A just-enacted 500-page transportation bill (the FAST Act) contains provisions nicknamed JOBS Act 2.0 (after the popular JOBS Act of 2012), which liberalized aspects of federal securities to encourage capital formation.

JOBS Act 2.0 implements the following further relief for reporting companies and investors in private companies:

  • Effective immediately, reduces from 21 to 15 the number of days between public release by an emerging growth company of a confidential Securities Act draft registration statement submission and commencement of a road show.
  • Continues to treat as an EGC an issuer that submits a DRS or files a registration statement and subsequently ceases to qualify until the earlier of the closing of the issuer’s IPO or the first anniversary of the date on which it ceased to qualify.
  • Permits an EGC to exclude from a DRS or registration statement any financial statements that the EGC reasonably believes will not be required to be included at the time the registration statement is effective, as long as the EGC includes all required financial statements in the registration statement before distributing a preliminary prospectus. Depending on the timing of effectiveness relative to an EGC’s fiscal year, this change could significantly reduce the amount of work needed to prepare a DRS. This section of the FAST Act becomes effective Jan. 3, 2016.
  • Permits “forward incorporation by reference” into registration statements on Form S-1 by smaller reporting companies, making it easier for  them to maintain effectiveness of their Form S-1 registration statements.

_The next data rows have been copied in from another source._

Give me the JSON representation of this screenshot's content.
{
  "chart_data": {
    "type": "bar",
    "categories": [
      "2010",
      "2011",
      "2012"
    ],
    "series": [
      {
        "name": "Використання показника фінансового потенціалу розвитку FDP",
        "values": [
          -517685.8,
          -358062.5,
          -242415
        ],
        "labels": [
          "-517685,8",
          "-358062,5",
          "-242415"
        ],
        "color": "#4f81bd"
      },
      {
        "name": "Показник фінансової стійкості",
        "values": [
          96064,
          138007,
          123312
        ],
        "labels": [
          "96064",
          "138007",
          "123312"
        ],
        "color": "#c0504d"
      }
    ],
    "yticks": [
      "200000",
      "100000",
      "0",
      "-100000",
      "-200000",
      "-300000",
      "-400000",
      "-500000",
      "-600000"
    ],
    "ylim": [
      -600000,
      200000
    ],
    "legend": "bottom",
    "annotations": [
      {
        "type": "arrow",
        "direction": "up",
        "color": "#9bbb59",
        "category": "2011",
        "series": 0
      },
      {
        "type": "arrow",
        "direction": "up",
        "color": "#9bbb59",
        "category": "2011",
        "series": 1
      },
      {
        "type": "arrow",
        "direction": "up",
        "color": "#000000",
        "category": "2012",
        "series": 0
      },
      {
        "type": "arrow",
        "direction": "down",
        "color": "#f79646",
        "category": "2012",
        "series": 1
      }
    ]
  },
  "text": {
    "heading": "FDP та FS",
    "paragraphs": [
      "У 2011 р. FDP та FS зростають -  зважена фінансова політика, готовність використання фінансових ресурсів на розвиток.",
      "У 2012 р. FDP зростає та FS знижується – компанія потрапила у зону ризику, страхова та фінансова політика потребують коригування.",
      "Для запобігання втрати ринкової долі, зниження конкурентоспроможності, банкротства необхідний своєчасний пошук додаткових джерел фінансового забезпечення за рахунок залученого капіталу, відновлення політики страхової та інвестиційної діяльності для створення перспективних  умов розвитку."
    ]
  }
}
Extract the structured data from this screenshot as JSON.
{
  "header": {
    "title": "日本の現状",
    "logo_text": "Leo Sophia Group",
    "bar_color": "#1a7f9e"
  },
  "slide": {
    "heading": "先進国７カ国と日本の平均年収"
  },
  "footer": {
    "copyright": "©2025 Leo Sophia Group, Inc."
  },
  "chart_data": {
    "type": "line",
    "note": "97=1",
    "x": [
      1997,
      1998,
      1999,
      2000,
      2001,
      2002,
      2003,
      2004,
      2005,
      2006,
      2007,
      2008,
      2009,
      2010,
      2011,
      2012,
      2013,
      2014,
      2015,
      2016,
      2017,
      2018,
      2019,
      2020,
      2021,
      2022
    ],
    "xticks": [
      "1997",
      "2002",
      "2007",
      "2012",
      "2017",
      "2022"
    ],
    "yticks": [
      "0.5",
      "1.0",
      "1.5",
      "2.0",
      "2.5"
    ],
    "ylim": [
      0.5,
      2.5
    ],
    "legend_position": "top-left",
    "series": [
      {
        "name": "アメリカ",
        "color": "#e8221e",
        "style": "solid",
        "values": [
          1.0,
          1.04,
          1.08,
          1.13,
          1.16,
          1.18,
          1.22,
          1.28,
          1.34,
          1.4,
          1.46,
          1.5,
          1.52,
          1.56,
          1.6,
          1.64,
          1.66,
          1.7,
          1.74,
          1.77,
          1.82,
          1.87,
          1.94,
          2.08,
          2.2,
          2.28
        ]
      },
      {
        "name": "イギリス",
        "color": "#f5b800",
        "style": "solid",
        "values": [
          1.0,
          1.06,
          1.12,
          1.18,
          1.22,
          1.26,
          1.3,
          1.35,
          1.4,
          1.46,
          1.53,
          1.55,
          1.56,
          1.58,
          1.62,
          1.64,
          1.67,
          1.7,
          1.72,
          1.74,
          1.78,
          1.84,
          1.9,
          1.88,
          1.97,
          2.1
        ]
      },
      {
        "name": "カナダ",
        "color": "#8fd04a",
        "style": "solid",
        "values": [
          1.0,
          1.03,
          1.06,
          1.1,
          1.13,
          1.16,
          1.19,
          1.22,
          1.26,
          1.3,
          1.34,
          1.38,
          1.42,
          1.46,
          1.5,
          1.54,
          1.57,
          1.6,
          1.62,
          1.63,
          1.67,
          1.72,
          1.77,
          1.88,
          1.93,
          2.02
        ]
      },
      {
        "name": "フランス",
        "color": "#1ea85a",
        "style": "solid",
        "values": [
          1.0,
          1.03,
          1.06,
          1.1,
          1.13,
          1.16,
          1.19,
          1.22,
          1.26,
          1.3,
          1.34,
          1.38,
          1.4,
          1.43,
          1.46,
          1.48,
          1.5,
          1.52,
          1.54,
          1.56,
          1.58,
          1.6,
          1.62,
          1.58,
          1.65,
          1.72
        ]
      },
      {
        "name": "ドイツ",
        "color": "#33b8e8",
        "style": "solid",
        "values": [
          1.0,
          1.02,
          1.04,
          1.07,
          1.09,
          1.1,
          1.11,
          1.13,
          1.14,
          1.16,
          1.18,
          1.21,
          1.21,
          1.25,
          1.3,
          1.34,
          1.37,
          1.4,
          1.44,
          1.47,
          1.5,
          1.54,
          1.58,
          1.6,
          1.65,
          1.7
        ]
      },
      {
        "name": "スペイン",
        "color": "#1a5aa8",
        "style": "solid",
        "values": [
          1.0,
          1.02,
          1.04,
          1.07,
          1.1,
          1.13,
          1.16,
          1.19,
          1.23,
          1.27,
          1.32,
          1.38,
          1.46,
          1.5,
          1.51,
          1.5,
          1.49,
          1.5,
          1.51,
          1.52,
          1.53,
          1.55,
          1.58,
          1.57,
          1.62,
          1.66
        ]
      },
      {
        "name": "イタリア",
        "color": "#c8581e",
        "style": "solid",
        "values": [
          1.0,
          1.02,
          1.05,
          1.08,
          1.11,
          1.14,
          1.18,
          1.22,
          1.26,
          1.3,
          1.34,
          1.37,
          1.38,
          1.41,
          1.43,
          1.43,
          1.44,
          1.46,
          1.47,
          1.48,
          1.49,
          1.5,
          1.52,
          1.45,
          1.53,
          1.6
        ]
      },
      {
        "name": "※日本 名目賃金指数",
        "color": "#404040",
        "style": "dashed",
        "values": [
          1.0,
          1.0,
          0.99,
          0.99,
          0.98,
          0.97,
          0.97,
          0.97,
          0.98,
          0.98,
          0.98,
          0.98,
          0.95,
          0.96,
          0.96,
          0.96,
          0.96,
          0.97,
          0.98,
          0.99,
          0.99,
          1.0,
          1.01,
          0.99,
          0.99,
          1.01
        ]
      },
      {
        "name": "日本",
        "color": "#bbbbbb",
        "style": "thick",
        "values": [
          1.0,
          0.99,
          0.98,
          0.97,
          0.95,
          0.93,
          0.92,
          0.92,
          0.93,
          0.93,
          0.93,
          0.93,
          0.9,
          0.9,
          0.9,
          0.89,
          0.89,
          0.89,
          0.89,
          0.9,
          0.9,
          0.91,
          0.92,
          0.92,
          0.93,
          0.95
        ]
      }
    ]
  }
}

SEC action required to implement this revision to Form S-1 must be taken by Jan. 18, 2016.
  • Codifies, effective immediately, the so-called Section 4(a)(1 1/2) exemption for private resales of restricted securities to accredited investors.

The FAST Act also requires the SEC by June 1, 2016, to:

  • Revise Regulation S-K — the combined reporting standards applicable to virtually all domestic SEC reporting companies to reduce cost and burdens on EGCs, smaller reporting companies and other smaller issuers, and to eliminate duplicative, overlapping, outdated or otherwise unnecessary provisions for which no further study (as described below) is necessary.
  • Permit the annual report on Form 10-K to include a summary page, as long as each item on the summary page includes a cross-reference (by electronic link or otherwise) to the related discussion in the annual report.

The SEC is also required to conduct a “modernization” study of Regulation S-K in consultation with the Investor Advisory Committee and Advisory Committee on Small and Emerging Companies, to issue a corresponding report to Congress not later than Nov. 28, 2016, and to implement the recommendations of that report by Nov. 23, 2017.